Schibrowsky, Natalie

Natalie is in the Biochemistry, Molecular and Structural Biology Graduate Program, where she works in the laboratory of Dr. Jose Rodriguez.  She received her Biochemistry B.S. in 2015 from the University of Nevada, Las Vegas, M.C.S. in Biological Chemistry at the University of Pennsylvania in 2017, and joined the CMB training program at UCLA in 2018.

Mentor: Dr. Jose Rodriguez

Research project:

           Nature self-assembles protein structures for various functions, including storage, protection, and fortification. These self-assemblies range from filaments to full three-dimensional crystals and are pervasive across the tree of life. They include the granules present in immune system cells, the packing of hormones in the pancreas, the storage of proteins in plants, carboxysomes, viruses, and cell-grown crystals in microbes.  A better understanding of how certain organisms are able to naturally self-assemble macromolecules and how to recreate these in living cells must be achieved.
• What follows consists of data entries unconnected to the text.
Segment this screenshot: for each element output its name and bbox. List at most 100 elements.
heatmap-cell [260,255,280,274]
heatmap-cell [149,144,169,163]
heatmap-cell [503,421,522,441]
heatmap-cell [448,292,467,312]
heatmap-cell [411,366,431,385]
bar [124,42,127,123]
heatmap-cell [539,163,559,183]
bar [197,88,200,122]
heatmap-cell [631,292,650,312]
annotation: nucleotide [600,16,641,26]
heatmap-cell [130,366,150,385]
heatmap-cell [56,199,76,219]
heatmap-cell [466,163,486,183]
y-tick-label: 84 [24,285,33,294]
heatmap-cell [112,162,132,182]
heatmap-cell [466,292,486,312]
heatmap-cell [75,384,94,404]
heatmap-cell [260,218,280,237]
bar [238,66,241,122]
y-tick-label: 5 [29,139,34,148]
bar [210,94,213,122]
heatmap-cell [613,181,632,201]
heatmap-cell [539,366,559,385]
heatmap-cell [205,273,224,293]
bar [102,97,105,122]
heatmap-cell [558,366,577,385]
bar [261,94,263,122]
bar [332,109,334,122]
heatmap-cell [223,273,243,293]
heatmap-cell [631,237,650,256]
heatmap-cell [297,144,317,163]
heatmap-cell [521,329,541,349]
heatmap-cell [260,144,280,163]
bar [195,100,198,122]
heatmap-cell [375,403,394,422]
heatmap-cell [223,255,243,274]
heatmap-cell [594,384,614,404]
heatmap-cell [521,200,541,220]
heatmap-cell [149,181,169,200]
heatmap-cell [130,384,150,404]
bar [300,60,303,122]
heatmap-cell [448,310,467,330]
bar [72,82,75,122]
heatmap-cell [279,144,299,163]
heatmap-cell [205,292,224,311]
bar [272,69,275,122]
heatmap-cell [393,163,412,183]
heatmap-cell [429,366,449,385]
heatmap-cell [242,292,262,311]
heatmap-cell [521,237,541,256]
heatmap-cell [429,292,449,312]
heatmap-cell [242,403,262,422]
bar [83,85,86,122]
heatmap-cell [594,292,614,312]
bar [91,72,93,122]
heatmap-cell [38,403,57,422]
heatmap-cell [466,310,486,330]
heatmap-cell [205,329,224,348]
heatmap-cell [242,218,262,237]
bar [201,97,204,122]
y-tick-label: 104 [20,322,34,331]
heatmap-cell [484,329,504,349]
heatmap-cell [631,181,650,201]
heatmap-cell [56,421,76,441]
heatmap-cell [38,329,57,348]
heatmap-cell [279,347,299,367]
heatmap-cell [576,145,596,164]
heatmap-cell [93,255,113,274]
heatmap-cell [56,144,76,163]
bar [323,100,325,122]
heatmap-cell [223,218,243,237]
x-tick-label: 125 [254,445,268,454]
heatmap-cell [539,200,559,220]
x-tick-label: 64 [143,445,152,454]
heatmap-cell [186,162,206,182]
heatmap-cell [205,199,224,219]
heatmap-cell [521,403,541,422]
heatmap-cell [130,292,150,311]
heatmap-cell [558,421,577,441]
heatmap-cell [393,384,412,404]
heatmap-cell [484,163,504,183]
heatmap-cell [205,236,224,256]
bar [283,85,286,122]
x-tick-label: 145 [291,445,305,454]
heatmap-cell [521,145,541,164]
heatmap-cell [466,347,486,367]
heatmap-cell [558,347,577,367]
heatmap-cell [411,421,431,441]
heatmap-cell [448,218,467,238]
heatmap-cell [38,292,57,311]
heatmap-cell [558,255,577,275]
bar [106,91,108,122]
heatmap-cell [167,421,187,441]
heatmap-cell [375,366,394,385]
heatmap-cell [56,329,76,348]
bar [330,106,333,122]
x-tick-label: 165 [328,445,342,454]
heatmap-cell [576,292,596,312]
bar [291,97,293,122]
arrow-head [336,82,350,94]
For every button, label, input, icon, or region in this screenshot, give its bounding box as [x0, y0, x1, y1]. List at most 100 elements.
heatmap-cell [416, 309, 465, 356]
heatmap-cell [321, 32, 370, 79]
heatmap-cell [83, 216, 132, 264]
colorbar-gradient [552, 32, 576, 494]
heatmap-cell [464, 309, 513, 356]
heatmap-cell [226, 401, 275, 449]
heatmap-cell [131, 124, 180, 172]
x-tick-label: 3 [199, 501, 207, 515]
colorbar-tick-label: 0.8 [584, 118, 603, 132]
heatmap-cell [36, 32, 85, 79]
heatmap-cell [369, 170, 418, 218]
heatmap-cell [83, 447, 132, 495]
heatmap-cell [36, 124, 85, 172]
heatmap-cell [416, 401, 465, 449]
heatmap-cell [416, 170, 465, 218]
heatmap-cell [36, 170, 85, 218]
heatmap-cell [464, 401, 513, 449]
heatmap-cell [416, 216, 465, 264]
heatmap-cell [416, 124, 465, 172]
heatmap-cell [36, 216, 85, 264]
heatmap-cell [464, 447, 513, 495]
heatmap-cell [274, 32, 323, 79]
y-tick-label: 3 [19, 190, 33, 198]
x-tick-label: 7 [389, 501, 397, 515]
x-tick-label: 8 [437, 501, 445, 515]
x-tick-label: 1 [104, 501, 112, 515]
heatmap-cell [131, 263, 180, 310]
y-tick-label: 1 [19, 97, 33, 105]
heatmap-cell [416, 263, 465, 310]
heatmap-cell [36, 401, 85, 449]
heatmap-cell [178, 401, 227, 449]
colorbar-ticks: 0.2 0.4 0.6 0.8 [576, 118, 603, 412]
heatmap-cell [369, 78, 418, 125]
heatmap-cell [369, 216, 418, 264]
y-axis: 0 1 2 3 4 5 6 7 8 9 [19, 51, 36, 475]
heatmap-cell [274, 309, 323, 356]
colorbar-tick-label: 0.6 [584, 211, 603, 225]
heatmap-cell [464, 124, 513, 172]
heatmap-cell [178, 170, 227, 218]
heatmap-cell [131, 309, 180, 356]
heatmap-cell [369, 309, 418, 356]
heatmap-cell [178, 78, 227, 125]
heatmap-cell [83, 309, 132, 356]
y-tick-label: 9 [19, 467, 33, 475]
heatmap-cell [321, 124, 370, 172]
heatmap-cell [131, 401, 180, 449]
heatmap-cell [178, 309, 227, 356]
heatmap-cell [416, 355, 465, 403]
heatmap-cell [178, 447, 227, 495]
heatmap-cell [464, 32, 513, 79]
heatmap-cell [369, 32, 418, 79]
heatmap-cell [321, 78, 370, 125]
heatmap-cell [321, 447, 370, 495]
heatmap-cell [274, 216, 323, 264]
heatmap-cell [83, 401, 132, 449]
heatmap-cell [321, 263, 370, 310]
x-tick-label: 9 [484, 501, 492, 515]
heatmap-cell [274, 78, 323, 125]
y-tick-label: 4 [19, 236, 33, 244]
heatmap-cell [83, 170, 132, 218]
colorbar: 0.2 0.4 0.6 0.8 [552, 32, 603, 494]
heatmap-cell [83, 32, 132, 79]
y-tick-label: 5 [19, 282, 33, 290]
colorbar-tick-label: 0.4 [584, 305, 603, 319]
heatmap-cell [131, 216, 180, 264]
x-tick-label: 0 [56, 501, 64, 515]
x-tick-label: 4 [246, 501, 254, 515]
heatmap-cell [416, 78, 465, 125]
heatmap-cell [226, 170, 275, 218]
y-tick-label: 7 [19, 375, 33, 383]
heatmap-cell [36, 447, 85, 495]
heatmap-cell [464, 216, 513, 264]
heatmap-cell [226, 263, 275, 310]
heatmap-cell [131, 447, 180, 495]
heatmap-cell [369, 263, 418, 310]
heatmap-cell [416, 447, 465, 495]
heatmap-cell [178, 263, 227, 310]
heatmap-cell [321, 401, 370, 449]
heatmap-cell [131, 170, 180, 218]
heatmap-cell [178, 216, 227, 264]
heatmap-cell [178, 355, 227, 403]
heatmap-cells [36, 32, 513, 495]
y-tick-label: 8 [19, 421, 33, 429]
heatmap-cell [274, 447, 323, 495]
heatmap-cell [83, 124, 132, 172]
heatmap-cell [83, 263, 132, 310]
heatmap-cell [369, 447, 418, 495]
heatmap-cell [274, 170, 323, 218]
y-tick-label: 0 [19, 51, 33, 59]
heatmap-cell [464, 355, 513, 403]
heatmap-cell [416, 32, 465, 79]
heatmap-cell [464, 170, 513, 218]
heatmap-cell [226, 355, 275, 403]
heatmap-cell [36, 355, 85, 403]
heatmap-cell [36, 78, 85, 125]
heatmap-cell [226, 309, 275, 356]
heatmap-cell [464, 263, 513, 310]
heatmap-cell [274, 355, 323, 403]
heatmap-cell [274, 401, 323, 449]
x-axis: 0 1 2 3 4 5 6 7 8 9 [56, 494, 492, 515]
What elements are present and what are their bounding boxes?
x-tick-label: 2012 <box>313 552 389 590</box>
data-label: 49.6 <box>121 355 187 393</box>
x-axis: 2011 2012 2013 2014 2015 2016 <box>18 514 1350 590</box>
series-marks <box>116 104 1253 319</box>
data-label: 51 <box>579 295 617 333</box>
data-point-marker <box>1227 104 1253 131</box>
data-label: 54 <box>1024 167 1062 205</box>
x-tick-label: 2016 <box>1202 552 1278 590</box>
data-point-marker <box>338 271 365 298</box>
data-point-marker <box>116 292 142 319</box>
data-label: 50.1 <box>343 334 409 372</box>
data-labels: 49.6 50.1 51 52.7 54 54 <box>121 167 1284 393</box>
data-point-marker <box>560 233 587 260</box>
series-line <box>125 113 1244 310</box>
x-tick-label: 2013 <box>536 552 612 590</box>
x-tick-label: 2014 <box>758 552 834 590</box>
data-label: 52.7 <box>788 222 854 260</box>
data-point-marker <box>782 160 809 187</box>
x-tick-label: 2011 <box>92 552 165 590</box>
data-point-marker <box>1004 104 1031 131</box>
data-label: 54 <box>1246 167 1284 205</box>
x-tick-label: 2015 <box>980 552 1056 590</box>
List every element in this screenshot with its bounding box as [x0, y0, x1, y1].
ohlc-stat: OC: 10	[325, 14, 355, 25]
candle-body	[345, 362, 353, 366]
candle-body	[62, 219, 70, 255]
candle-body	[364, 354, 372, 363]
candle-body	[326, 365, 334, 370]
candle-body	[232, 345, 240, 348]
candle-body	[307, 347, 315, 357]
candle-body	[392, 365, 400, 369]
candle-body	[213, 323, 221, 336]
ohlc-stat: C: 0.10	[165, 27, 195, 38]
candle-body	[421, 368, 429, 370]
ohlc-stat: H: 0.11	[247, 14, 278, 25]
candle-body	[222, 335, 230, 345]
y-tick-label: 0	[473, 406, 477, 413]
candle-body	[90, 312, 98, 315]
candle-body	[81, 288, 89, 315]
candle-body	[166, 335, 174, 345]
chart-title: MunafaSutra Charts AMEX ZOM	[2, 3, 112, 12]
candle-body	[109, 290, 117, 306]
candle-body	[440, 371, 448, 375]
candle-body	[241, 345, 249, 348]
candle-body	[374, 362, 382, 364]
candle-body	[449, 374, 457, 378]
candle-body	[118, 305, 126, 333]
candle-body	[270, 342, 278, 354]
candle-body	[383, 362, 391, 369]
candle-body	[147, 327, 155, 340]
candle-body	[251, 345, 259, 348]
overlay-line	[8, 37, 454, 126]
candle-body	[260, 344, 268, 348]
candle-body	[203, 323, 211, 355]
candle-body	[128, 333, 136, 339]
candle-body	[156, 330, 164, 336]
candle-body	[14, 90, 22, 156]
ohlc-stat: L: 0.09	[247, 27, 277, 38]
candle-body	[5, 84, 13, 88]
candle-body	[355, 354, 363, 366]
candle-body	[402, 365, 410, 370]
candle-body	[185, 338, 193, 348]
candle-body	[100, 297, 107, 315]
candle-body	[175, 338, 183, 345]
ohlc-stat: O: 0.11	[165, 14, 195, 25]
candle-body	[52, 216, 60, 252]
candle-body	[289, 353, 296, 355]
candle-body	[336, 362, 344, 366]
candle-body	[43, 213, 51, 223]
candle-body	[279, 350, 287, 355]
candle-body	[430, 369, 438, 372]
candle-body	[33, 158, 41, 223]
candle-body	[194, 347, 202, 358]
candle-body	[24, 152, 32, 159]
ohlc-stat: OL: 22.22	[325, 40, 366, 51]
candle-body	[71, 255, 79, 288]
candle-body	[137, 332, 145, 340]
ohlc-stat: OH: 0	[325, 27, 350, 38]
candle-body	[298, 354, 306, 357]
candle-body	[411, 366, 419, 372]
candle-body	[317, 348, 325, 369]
            In order to determine if cell-grown crystals are affected by their pathways, structural studies must be conducted.  My studies will focus on Bacillus thuringiensis (Bt), rod-shaped bacteria that, upon undergoing sporulation, produce cells containing an endospore (non-activated, dormant) and a toxin crystal.  There have been recent successes of solving structures of cell-grown crystals, ie. Trypanosoma brucei cathepsin B grown in insect cells and the BinA/B subunits’ structures were all solved from cell-grown crystals by XFEL studies.  With the recent developments in structure determination, I will utilize cryo-electron tomography (cryo-ET) to study this interaction and solve these complicated protein assemblies (like crystals) within the cell.  By studying these structures, more information will be obtained about determining stabilized crystalline conditions and the metabolic and chemical environment that facilitates self-assembly. This study will focus on the development of cryo-ET with B. thuringiensis’ complexes and compare canonical crystallography and cryo-ET techniques to these conducted within cells.  By understanding this system and technique, more downstream applications can be developed, such as the design of systems for controlled drug delivery and release, and macromolecular scaffolds.